Businessman testifies on claim Pakistan officials sought U.S. aid

A Pakistani American businessman told a judicial panel Wednesday that Pakistani officials enlisted him last year to deliver a memo urging Washington to help rein in the country’s powerful military, saying the idea was pushed by the nation’s then-ambassador to the U.S. and endorsed by President Asif Ali Zardari.

Mansoor Ijaz testified that during a phone call in the days after the May 2 killing of Al Qaeda leader Osama bin Laden in a U.S. commando raid, a noticeably agitated Husain Haqqani, the ambassador at the time, said Zardari’s government was “under enormous pressure” fromPakistan’s military.

“The army wants to bring this government down,” Ijaz told the panel that Haqqani had said.


Ijaz said Haqqani asked for his help in getting a message to Adm. Michael G. Mullen, the then-chairman of the U.S. Joint Chiefs of Staff, that sought Washington’s intervention in getting Pakistani army chief Gen. Ashfaq Kayani “to stand down.”

The scandal, dubbed “Memogate” by Pakistanis, has gripped the nation for months and widened rifts between Zardari’s embattled civilian government and the country’s military leadership, headed by Kayani. It also forced Haqqani to resign and has ramped up pressure on Zardari, who is also fighting a Supreme Court push to reopen corruption proceedings against him.

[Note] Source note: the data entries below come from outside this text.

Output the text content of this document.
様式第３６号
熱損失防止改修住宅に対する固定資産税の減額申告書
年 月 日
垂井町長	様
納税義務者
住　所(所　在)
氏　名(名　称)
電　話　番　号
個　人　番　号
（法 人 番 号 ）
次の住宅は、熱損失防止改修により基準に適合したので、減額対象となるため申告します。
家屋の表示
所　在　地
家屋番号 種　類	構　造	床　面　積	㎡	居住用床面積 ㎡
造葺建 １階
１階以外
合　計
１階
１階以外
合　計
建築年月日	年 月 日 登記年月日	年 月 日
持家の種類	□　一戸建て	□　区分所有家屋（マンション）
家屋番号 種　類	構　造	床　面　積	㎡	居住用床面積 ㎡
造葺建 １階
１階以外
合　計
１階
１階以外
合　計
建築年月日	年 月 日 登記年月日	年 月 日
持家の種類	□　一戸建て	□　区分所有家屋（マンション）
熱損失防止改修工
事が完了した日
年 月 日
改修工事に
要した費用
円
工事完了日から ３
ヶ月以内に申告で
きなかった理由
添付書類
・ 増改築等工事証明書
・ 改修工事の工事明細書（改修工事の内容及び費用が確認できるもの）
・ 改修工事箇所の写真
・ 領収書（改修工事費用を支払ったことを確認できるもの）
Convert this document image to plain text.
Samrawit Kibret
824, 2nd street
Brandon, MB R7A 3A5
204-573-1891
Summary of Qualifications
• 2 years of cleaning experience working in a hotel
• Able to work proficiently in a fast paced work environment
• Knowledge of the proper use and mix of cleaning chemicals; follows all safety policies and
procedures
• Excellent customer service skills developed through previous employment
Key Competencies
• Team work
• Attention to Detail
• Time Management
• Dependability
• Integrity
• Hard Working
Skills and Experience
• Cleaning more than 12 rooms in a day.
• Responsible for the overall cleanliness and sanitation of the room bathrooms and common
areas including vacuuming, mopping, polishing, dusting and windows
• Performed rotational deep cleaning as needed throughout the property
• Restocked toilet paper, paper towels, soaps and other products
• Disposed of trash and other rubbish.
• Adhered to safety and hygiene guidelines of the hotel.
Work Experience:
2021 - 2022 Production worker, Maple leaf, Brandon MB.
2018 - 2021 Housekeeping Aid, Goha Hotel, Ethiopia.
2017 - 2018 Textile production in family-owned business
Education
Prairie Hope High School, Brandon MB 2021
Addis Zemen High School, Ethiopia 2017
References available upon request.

The Supreme Court in December established a commission to investigate the memo allegedly drafted by the civilian government. Some observers contend that it could lead to treason charges.

At the center of the scandal is Ijaz, who refused to fly to Pakistan to appear before the commission, saying he feared that the government might arrest him. Instead, he appeared before the three-judge panel through a videolink from the Pakistani Embassy in London.

Ijaz, citing cellphone records that verified he had a 16-minute phone call with Haqqani, testified that the two men spoke seven days after the raid that killed Bin Laden in the Pakistani military city of Abbottabad. In the days after the raid, Pakistan’s military and government were under intense public pressure over the unhindered flight ofU.S. military helicopters deep into the country’s territory.

Ijaz told the panel that Haqqani said of the request for help from the U.S., “This is coming from the president,” meaning Zardari. According to Ijaz, Haqqani told him Zardari’s government was assembling a new national security team “that was similar to the way we do things in the U.S.”

He said Haqqani spelled out several concessions that Zardari’s government was willing to grant Washington if it agreed to prevent a military coup, including allowing U.S. special forces operations on Pakistani territory to track down top militant leaders, as well as the elimination of a wing of theInter-Services Intelligencespy agency that maintains links with Afghan insurgent groups.

Ijaz said he took notes during the conversation. The contents of the alleged conversation could not be verified.


Though Mullen has acknowledged receiving an unsigned memo, he said he disregarded it because he did not deem it credible.

When the panel first convened, Haqqani denied any involvement in conceiving or drafting the memo. Authorities initially did not allow Haqqani to leave Pakistan, but later the Supreme Court lifted that ban and he has since left the country. Aides to Zardari, who has immunity from prosecution while in office, also have strongly denied Ijaz’s allegations.